Well, the webpage does tell you where to download it from - it's not part of the official tools, and it's a personal thing that's damn useful.

What was the filesystem on your raid? Hopefully it's as simple as moving
the "start of partition", breaking the raid completely, and you can just
mount the filesystem.

I *think* it was EXT4, but. it might be the XFS one. I think I let it default
and openSUSE appears to prefer the XFS file system for RAID devices.
Definitely one of those two. I built it close to a decade ago, so I'll be moving
the data to the new /home array.

What really worries me is how and why it both recognised it as a raid,
then thought it needed to be converted to raid-0. That just sounds wrong
on so many levels.

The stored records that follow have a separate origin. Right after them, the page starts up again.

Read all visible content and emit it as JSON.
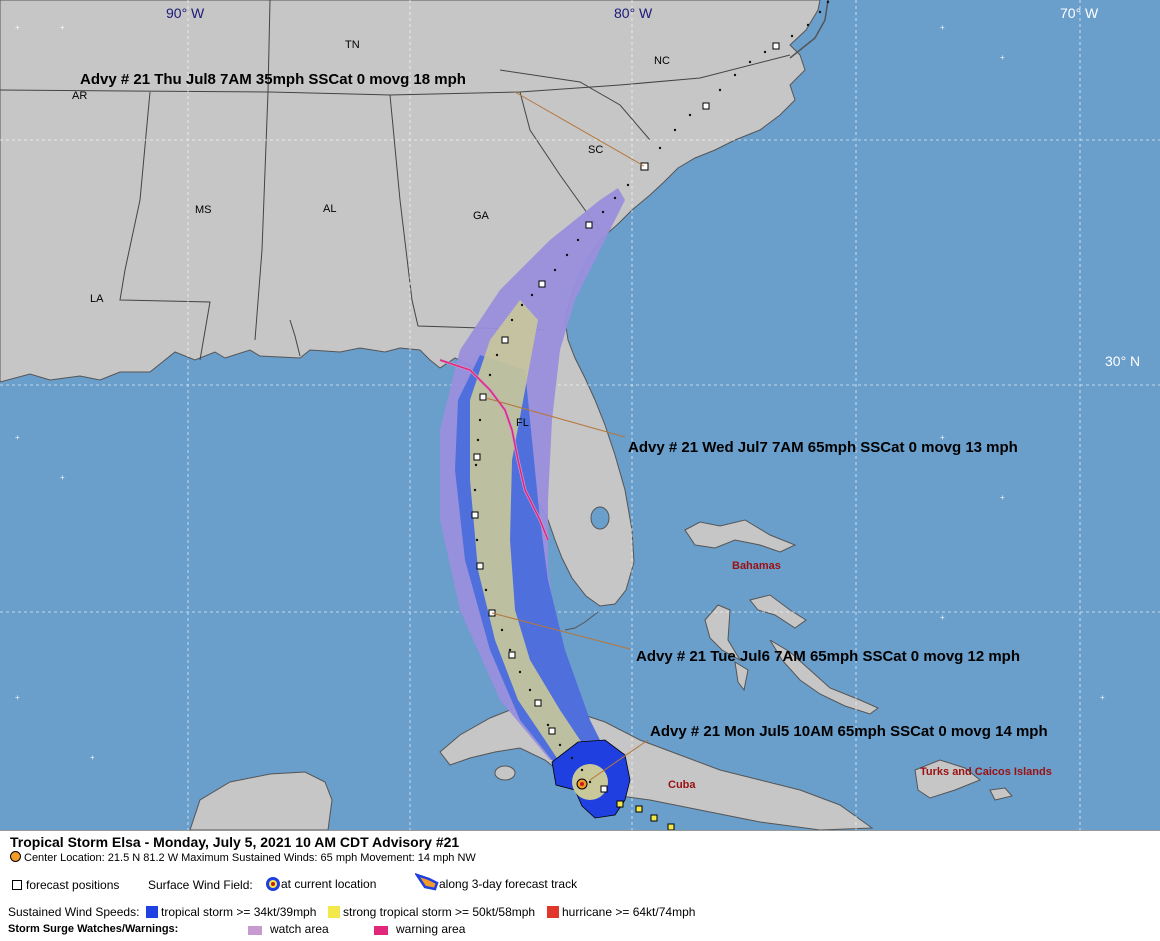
{
  "map": {
    "graticule_labels": {
      "lon_90": "90° W",
      "lon_80": "80° W",
      "lon_70": "70° W",
      "lat_30": "30° N"
    },
    "states": {
      "tn": "TN",
      "nc": "NC",
      "ar": "AR",
      "sc": "SC",
      "ms": "MS",
      "al": "AL",
      "ga": "GA",
      "la": "LA",
      "fl": "FL"
    },
    "places": {
      "bahamas": "Bahamas",
      "cuba": "Cuba",
      "turks": "Turks and Caicos Islands"
    },
    "advisories": [
      "Advy # 21 Thu Jul8 7AM  35mph SSCat 0 movg 18 mph",
      "Advy # 21 Wed Jul7 7AM  65mph SSCat 0 movg 13 mph",
      "Advy # 21 Tue Jul6 7AM  65mph SSCat 0 movg 12 mph",
      "Advy # 21 Mon Jul5 10AM  65mph SSCat 0 movg 14 mph"
    ],
    "colors": {
      "ocean": "#6a9ecb",
      "land": "#c6c6c6",
      "cone_day45": "#9a8fdc",
      "cone_day3": "#4f6fdc",
      "cone_day2": "#c9c89a",
      "watch": "#c79ad0",
      "warning": "#e2267a"
    }
  },
  "legend": {
    "title": "Tropical Storm Elsa  -  Monday, July 5, 2021  10 AM CDT   Advisory #21",
    "center_info": "Center Location: 21.5 N  81.2 W   Maximum Sustained Winds: 65 mph  Movement: 14 mph NW",
    "forecast_positions": "forecast positions",
    "surface_wind_field": "Surface Wind Field:",
    "at_current": "at current location",
    "along_track": "along 3-day forecast track",
    "sustained_label": "Sustained Wind Speeds:",
    "ts": "tropical storm >= 34kt/39mph",
    "sts": "strong tropical storm >= 50kt/58mph",
    "hurricane": "hurricane >= 64kt/74mph",
    "surge_label": "Storm Surge Watches/Warnings:",
    "watch": "watch area",
    "warning": "warning area",
    "colors": {
      "ts": "#1f3fe0",
      "sts": "#f2e84a",
      "hurricane": "#e0372a",
      "watch": "#c79ad0",
      "warning": "#e2267a"
    }
  }
}
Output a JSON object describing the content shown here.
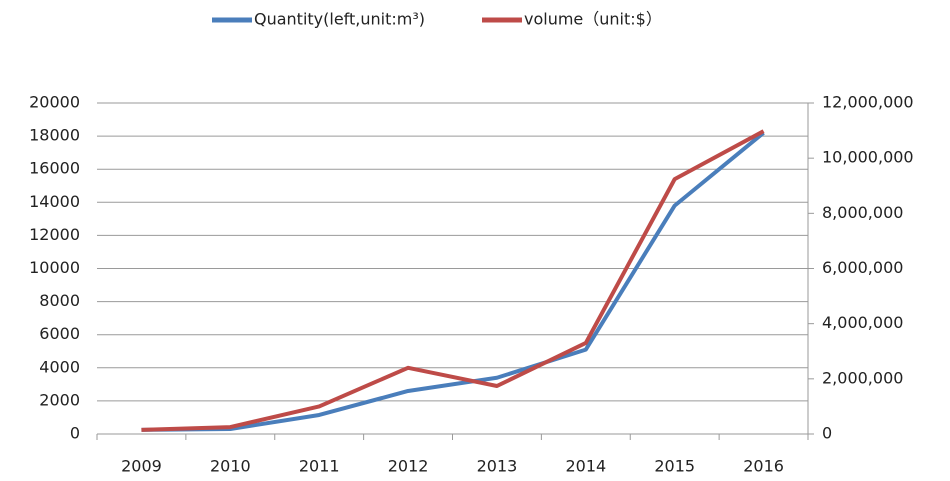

Did you let it mess with your superblocks? I hope you
said "don't touch those drives"?

In retrospect, I ought to have left the drives unplugged until the install was
done. The installer saw that they were RAID so it RAID-ed them. Only it
seems to have decided on type 0 over type 1. I wasn't attentive because
I've upgraded Linux so many times and it was "just done correctly" without
having to give it a lot of thought. "If only" I'd thought to back up
email and ssh.
(1.5TB of photos are likely okay.)

Thank you so much for your reply and potentially help :)

If it says the drive is active ...

When you get and run lsdrv, see if it finds a filesystem on the raid-0 - I suspect it might!

There's a bug, which should be well fixed, but it might have bitten you. It breaks raid arrays. But if the drive is active, it might well mount, and you will be running a degraded mirror. Mount it read-only, back it up, and then see whether you can force-assemble the two bits back together :-)

But don't do anything if you have any trouble whatsoever mounting and backing up.